My crypto guru using “tryna”? 😆
Haven't been keeping up with your articles lately but recently I had a long interaction with ChatGPT about the current BitCoin status.
I started by asking it if HODLers like Sayer were buying just to keep BitCoin from falling. Initially it spouted all the gobbledygook that you as BitCoin evangelist put out there for so many years. I had to explicitly cut through that to get it to analyze the current situation. One things for sure, all the gobblegook you published has certainly influenced the default that the AI engines spout when asked about BitCoin. Shows how AIs get trained on concepts based on the amount of writing that is out there versus whether its real. You as a BitCoin evangelist don't even endorse the previous positions but the AIs still spout them.
Regardless, once I got ChatGPT to focus on the fundamental reality of what BItCoin is, it acknowledged that the future looks iffy for BitCoin. There isn't a clear amount of cash floating around anymore for investment in BitCoin. Gold has reconfirmed its position as a store of value.
The indexes are on the side of BitCoin or Sayer. Even it they maintain, there is not enough cash in the indexes to bring BitCoin back up. ChatGPT agrees that BitCoin is largely emotionally driven. Given what happened in the last 3 months, the emotion is not positive for BitCoin. Also, its not clear that their is a cash pot out there that could prop up BitCoin.
Even the cash washing use of BitCoin is moving to stable coins. BitCoin is no longer clearly a way to move Cash anonymously. The public wallets are a liability.

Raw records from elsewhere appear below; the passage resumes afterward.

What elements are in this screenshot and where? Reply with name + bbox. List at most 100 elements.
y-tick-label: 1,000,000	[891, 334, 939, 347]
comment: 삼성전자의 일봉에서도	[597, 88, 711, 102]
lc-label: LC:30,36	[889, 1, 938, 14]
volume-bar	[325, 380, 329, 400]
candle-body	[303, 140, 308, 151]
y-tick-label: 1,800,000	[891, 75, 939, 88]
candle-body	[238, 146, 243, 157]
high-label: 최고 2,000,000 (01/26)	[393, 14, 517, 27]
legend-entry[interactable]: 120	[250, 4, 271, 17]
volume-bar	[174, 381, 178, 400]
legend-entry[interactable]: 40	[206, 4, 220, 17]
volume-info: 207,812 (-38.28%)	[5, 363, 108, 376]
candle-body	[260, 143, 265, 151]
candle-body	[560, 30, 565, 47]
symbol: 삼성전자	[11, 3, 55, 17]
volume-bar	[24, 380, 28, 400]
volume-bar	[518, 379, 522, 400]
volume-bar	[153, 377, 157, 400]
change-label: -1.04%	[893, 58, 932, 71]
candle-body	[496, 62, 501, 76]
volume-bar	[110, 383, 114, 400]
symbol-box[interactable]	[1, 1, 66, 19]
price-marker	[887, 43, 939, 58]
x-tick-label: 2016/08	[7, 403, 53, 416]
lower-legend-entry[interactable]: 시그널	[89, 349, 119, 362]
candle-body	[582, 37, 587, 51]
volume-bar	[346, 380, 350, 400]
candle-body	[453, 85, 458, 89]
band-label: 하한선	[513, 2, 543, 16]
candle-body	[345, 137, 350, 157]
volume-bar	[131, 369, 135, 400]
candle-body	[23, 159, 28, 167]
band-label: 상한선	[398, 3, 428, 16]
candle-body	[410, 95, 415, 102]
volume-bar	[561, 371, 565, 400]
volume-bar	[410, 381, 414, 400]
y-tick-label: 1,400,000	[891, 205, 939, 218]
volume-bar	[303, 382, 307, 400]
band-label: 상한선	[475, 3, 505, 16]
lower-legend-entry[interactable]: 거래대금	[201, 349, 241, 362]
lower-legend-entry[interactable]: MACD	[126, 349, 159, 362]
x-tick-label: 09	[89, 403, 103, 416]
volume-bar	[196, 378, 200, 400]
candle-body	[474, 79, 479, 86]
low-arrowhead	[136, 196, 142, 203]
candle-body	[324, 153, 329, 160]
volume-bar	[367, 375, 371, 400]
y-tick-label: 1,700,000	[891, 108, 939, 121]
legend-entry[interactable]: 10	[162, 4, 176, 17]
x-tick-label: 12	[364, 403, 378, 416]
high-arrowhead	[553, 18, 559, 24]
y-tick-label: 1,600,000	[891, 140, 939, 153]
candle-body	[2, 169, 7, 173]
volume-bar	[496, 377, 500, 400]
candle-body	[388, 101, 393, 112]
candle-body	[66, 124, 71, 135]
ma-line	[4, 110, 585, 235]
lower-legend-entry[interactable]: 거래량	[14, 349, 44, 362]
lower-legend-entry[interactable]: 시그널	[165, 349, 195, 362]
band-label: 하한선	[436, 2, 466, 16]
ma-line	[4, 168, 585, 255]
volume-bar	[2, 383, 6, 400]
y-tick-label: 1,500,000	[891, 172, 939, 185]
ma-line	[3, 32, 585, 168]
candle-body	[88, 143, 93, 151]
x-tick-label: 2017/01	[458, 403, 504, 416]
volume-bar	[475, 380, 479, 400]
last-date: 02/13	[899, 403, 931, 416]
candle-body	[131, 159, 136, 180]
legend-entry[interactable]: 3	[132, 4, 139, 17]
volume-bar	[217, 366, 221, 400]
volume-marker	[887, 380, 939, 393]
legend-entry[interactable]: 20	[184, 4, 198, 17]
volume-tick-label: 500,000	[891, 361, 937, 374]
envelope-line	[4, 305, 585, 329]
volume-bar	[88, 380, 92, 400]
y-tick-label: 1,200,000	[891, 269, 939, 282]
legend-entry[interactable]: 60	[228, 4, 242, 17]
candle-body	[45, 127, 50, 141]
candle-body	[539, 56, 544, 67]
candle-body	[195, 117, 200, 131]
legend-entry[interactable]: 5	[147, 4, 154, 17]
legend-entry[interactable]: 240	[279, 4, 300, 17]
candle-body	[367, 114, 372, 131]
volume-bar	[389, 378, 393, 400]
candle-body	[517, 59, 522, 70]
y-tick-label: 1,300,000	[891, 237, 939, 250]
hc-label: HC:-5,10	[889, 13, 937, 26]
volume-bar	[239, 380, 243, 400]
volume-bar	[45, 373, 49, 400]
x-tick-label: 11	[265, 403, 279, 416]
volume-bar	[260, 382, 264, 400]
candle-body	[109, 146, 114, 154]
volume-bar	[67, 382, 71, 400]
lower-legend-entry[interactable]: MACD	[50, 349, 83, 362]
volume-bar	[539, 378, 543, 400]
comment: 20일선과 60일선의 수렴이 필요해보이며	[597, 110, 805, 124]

Bottom line, as far as I can tell, BitCoin is in purgatory. HODLers are buying enough to to keep it from dropping but its not clear that there are enough buyers for them to be able to ever cash out their HODL. Without the enthusiasm of BitCoin as a quick way to get rich, what else does BitCoin provide? Gold is the best store of wealth. Stablecoins look to be the best way to move off the institutional financial system.
I'd be interested in your take on what AI says about BitCoin, NFTs, etc especially when you push it beyond the marketing that has been put out there to focus on financial fundamentals.